「悲しみに寄り添う 死別と悲哀の心理学」 (K. ラマー著、浅見洋・吉田新訳、新教出版社、2013年)
大切な人に死なれ、悲しんでいる方々には、どのように寄り添えばよいのでしょうか。
本書の巻末にはつぎのように述べられています。
亡くなったことを言葉ではっきりと伝える。死と悲しみについて語ることを避けない。
悲しめる場所と時間、機会、場を提供する。しかし、いまここでそうするように促さない。
慰めるつもりで、その人を落ち着かせたり、感情を出さないように求めたりしない。
「あなたが今、感じていることは、わたしにもよくわかる」などと言ってはならない。
大事な人をなくしたこの人はこんな反応を示すだろうと期待したり予想したりするのではなく、相手が起こす反応を注意深く受け止める。

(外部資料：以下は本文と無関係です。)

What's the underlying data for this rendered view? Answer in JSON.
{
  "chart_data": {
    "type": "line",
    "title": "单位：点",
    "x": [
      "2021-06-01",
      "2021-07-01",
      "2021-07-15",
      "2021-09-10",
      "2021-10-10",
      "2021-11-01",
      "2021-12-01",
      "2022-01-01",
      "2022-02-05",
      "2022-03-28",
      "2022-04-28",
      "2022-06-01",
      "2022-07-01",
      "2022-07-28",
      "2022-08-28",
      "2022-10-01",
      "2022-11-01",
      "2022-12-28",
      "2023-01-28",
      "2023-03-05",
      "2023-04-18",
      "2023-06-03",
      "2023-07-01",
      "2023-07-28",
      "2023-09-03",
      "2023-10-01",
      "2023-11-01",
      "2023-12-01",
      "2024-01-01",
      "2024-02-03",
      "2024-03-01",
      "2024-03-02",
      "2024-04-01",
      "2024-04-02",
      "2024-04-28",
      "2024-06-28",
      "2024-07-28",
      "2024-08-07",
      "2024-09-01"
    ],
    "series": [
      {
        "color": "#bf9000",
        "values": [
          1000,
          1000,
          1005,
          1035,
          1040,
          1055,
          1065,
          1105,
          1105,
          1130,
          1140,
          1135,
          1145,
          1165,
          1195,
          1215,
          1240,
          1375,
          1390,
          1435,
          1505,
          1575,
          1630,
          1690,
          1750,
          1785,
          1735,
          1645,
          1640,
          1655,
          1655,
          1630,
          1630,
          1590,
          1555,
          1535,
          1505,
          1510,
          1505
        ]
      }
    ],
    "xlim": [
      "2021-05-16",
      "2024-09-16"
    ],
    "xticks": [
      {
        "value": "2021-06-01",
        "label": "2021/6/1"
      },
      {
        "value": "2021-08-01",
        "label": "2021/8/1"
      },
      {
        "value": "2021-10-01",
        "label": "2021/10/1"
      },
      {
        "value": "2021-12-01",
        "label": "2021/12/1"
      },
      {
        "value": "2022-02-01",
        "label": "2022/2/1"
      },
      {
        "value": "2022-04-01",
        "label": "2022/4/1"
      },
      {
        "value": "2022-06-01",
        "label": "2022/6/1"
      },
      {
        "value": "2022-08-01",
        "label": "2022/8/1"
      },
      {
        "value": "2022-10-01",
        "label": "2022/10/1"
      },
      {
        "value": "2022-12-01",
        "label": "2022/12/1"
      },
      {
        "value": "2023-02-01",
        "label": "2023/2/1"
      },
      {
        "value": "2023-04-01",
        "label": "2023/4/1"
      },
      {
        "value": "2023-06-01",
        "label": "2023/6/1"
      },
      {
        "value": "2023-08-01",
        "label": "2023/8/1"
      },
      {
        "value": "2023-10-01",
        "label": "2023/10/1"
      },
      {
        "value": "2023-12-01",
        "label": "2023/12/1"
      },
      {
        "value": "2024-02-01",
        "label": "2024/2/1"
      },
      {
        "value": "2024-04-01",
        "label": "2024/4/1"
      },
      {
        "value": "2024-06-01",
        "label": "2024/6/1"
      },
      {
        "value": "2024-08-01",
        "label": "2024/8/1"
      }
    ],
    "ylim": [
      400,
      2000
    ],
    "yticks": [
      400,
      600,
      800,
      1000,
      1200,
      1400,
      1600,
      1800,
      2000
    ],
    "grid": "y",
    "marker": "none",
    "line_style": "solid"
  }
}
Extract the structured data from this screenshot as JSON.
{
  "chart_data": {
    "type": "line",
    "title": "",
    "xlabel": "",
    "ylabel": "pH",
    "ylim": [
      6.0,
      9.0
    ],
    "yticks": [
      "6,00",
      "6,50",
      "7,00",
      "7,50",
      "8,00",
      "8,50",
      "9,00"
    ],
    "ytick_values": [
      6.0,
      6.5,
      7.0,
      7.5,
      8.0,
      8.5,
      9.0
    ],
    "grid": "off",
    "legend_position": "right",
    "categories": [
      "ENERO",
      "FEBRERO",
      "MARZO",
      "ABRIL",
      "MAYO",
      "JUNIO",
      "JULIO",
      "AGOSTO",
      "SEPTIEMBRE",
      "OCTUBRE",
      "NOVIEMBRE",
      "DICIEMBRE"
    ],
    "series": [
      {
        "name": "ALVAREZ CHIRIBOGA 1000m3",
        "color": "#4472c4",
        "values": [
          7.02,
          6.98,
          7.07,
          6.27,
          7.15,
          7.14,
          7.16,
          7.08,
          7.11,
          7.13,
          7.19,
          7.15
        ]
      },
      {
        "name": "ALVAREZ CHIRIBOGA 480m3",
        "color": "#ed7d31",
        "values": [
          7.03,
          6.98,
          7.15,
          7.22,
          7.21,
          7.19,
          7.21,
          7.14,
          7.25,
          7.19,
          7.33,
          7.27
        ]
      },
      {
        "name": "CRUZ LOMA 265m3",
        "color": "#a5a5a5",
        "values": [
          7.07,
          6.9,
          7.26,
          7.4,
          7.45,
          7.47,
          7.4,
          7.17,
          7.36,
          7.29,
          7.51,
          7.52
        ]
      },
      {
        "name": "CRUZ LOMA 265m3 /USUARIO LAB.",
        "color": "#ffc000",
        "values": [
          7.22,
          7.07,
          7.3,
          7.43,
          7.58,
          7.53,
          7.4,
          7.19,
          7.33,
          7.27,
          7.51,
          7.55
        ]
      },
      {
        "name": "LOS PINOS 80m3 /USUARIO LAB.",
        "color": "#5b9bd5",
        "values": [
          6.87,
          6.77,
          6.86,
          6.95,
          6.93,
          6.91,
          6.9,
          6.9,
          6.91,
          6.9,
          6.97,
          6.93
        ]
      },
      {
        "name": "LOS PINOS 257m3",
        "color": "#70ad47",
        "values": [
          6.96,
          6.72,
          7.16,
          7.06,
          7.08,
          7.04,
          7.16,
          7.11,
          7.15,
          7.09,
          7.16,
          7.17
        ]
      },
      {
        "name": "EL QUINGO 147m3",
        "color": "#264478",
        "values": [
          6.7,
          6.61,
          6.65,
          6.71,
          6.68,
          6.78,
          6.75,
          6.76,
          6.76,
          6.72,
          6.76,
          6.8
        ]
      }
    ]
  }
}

連絡を待つのではなく、自分からその人のもとに赴く。(本書の中ほどでは、悲しむ人に寄り添うには早いほうが良い、とも述べられています。) 「何かあったらいつでも電話をください」というのではなく、自分から電話をかける。
これらに共通していることは、わたしたちが口から出す言葉で相手を慰めるのではなく、その人の中にある悲哀に形を与える、ということだと言えるでしょう。形をもって悲哀を経験することが喪失体験の克服を促すと著者は述べます。
その点、宗教家は祭儀によって、その人の強烈な悲哀に形を与えることができるとも。葬儀における牧師の役割のひとつとしてこれを意識していこうと思いました。病院に駆けつけてから、お骨を持って帰ってくるまでのプロセスの中で、ご家族に悲哀を内に込めず外に出す場を作ることを心掛けようと思います。
また、聖職者の述べることは、「わたしはあなたの苦しみをしっかりと見ている。あなたを見捨てず、共にいる」と告げる神を象徴している、とありました。牧師も、牧師でない人も、言葉で慰めるというよりは、寄り添う存在、耳を傾ける存在として、神がここにいることの兆しになれるのかも知れません。
なお、著者は、キューブラー・ロスらが提起した悲しみの段階モデルは、「正しい」悲しみのあり方として、悲しみを画一化してしまい、克服の妨げとなりうるという見解を示しています。
悲しむ人に寄り添う者は、「今、この人は悲しみのこの段階にある(はずだ)」と観察したり期待したりするのではなく、人によって悲しみが異なることを受け入れ、臨機応変にその人にふさわしい寄り添い方を試みるべきだと言うのです。
牧師でなくても、とても参考になると思います。おのずと機会が増える四十代、五十代以上の方々におすすめです。遺体の筋肉は時間とともに緩み、安らかな顔になる、という記述も印象的でした。